I think I forgot to post about part 4. Part 4 was pretty uneventful. It was after the lay-offs, and I was still beyond stressed.
Part 5 is much better. Yesterday I went for my last acupuncture session of Phase One (once a week for five weeks). I was in an upbeat mood. Apparently my tongue looked better and my pulse felt better, and my gastronomic distress has subsided. Dr. F. pronounced me "improved" and said this time she would treat my front.
She stuck needles in the top of my head, my belly, my arms, my shins and my feet. This was a little more disconcerting than usual, because usually I can't see the needles. I closed my eyes and tried to visualize all the ickiness flowing out of me through those needle points. She also said I'd only have to take my herbs once a day. I haven't been taking herbs at all since I started taking cold meds (I don't know why I worry more about their reaction than my other medicine -- maybe since I'd told her about the other medicine and not the cold medicine), but as soon as I can go a day without Sudafed, I'm going to start.
In Western science, although my insurance provider agreed to cover as in-network 10 acupuncture visits, I have yet to get reimbursed for one of them. First, they said the codes were wrong. I fixed the codes and mailed them another receipt. Then, they said they couldn't read her handwriting and they didn't have the right tax ID number. I called her, and she said she'd have to call me back on Friday with a different tax ID number.
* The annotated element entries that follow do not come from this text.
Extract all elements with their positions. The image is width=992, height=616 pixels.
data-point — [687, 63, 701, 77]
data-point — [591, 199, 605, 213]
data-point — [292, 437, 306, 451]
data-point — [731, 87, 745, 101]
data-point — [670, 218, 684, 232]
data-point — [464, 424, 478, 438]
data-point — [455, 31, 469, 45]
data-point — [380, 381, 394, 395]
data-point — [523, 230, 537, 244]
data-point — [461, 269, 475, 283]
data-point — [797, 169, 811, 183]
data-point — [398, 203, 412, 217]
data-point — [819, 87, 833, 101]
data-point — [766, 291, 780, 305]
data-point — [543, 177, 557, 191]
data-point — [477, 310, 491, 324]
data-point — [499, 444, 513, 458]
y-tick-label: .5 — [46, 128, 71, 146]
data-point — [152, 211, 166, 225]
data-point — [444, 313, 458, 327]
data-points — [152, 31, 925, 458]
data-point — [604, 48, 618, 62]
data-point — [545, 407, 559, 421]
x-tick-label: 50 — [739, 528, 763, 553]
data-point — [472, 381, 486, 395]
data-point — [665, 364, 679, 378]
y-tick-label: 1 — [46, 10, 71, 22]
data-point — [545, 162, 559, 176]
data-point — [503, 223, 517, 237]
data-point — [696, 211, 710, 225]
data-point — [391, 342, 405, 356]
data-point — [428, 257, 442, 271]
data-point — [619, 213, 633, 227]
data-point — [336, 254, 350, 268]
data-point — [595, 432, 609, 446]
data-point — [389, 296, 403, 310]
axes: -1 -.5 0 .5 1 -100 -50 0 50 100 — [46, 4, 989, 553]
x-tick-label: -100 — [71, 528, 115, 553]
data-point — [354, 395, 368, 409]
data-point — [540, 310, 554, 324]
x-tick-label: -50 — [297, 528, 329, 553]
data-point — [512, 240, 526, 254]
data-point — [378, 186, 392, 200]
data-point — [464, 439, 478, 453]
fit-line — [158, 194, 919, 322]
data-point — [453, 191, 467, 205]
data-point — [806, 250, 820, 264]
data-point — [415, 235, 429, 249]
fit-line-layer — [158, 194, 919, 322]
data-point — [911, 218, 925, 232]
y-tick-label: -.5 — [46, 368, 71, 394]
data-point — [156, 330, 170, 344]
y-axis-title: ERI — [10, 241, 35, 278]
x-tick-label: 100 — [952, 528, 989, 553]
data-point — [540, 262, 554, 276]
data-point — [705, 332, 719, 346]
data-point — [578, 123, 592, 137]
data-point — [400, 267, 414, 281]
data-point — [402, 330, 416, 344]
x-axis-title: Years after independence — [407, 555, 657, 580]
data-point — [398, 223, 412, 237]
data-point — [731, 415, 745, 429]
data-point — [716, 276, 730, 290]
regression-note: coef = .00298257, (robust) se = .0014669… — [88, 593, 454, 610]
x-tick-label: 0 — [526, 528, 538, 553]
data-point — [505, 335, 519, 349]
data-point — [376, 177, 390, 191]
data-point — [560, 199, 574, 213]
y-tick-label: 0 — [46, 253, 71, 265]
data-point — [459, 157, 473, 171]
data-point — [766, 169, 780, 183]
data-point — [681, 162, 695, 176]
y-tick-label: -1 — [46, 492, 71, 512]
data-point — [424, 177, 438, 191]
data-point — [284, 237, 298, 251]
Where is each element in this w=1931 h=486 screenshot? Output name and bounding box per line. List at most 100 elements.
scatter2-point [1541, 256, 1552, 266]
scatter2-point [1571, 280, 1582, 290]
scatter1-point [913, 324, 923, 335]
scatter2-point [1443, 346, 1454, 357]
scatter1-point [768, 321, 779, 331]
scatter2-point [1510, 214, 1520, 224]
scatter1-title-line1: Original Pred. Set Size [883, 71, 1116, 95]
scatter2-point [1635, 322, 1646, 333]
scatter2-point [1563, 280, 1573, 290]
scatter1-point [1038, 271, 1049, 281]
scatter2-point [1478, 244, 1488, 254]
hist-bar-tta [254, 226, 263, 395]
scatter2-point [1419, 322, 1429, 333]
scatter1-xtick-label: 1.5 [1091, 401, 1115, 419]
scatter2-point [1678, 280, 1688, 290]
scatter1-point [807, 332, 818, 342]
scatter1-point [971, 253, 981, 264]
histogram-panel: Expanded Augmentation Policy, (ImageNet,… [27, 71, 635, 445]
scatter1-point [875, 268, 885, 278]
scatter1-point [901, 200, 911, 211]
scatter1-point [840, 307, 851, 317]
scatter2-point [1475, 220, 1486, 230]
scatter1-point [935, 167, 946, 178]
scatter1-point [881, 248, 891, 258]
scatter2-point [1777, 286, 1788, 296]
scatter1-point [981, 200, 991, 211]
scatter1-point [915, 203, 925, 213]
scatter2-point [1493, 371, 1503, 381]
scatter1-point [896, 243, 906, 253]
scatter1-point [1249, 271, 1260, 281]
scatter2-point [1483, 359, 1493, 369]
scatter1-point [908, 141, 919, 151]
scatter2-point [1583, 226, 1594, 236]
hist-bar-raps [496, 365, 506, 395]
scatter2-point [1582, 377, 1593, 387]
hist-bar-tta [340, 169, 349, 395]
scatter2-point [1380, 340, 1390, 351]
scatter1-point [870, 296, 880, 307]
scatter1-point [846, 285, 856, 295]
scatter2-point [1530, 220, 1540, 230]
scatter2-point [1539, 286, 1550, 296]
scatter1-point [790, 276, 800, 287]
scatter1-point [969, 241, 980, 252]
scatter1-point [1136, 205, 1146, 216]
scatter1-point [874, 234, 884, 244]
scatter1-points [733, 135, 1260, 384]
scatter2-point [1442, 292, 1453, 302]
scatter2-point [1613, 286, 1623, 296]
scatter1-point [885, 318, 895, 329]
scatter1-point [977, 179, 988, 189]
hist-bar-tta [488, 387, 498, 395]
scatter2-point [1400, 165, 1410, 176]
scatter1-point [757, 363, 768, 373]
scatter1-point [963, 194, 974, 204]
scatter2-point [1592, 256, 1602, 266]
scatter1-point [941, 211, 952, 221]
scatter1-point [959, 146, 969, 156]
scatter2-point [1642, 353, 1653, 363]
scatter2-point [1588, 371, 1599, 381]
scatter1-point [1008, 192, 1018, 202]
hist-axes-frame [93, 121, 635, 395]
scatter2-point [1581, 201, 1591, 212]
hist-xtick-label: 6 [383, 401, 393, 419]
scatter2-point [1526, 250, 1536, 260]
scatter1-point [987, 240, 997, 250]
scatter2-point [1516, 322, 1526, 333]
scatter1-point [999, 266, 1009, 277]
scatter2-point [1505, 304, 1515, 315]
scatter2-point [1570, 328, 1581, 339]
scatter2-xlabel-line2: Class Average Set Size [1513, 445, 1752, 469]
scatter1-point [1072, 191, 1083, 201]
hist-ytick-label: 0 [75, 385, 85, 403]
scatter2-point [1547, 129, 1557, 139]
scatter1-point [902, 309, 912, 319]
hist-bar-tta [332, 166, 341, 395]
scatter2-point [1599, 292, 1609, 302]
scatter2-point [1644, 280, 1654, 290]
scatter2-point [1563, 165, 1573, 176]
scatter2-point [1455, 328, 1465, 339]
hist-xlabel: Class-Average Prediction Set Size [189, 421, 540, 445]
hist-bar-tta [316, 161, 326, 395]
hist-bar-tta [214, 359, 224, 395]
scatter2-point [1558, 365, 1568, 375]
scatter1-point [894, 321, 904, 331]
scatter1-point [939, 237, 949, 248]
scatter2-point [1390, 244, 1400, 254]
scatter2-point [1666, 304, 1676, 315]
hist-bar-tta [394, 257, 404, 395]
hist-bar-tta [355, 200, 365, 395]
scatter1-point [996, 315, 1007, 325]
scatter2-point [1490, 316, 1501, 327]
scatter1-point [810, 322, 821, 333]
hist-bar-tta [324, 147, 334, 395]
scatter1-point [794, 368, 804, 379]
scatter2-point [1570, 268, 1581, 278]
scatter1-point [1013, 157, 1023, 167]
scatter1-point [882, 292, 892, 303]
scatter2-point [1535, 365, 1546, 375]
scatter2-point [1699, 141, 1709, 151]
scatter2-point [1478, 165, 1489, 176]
Why Friday? She didn't have her tax ID number at her place of business and Thursdays are her rest day. I have to sort of appreciate her laid-back approach to insurance, though -- after all, she has told me not to worry about stuff. I suppose it is easier for her not to worry about insurance, though, as she has ALREADY BEEN PAID. Stay tuned to see if I'm able to rip almost $400 back from the bowels of corporate insurance for something they agreed in writing to cover almost three months ago. You and I both know it won't come without a fight. I, fortunately, have a high tolerance for writing multiple letters and making multiple calls. I know how much it costs a company when you call in, and I have no problem with calling three or four times a day if I'm really trying to get a point across.
So how do I feel about Eastern medicine now? I made an appointment for three weeks from now for a follow-up. While my back does still occasionally hurt, I'm able to soothe the pain with massage and a heating pad. I won't say it's cured me completely, but as long as I have a desk job, I think back pain is going to be an occupational hazard. I will say the difference between my pain before acupuncture and after acupuncture is shocking.
Interestingly, too, I'm calmer. I don't know if I can really attribute this to the acupuncture or the fact that my beloved has a new, more stable job, and I didn't get laid off. Those were two major stresses in my life that have rectified themselves in the past two months. But I do feel much more capable of handling life now. Maybe it's the acupuncture, maybe it's not, but who cares? WHAT HARM? I do know that I've trusted Dr. F. more than I do most of my Western doctors. I like the holistic approach to treatment. I like the idea of not just patching holes all the time. While I will certainly continue to go to Western doctors when I need them, I think the two types of medicine can certainly live in harmony in my life.